Dentro de pocas horas estaré sentado en una mesa de una terraza del centro de Madrid. Delante de mí estará X. y a mi derecha se sentará Z. Nos reuniremos allí gracias a que Z. ha conseguido que X. acceda a hablar conmigo. Es una cita que he imaginado tantas veces que algo extraño deberá suceder para que no esté dentro de las posibilidades que he visualizado. Voy con la intención de comportarme tan frío como un iceberg y ocultando mis ocho novenas partes de dolor ante X., pero una cosa son mis intenciones y otra lo que sucederá.

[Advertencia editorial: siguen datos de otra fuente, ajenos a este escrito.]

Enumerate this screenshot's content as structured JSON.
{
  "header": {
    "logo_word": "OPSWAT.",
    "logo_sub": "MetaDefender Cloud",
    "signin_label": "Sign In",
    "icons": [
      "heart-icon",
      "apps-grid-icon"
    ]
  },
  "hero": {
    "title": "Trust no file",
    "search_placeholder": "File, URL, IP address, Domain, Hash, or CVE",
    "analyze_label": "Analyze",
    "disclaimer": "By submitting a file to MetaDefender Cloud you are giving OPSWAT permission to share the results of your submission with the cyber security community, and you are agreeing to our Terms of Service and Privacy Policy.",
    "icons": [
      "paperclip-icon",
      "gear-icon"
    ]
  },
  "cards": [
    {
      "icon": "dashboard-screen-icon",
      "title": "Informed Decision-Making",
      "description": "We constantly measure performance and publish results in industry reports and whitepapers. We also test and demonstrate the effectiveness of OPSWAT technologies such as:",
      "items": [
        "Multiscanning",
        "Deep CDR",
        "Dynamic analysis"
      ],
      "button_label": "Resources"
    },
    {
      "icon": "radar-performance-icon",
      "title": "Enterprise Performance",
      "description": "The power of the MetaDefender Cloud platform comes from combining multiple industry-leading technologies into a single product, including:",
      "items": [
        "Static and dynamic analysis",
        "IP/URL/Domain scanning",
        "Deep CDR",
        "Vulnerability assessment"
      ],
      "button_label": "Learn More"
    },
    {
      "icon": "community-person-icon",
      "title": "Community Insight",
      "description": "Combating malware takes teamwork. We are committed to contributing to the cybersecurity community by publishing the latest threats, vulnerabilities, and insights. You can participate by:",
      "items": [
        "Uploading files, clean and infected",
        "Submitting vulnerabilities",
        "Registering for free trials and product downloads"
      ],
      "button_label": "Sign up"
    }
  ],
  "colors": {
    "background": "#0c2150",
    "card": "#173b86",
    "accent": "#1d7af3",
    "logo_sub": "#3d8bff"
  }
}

Es lo último que deseo, pero quizás nuestros reproches mutuos alarguen nuestra cita hasta el infinito. Puede que se haga de noche, que amanezca y que por la mañana nos pille el equinoccio de otoño sentados en esa mesa. Sería un bonito final de novela para el último verano de nuestras vidas. X. y yo discutiendo sobre el honor mientras el verano se escapa.
He dejado hasta esta tarde la puerta de la ley entreabierta. Espero que cuando llegue la noche, yo y X. alcancemos un consenso y pueda por fin escuchar las palabras del guardián de la ley:
“Nadie más podía entrar por aquí, porque esta entrada estaba destinada a ti solamente. Ahora cerraré.”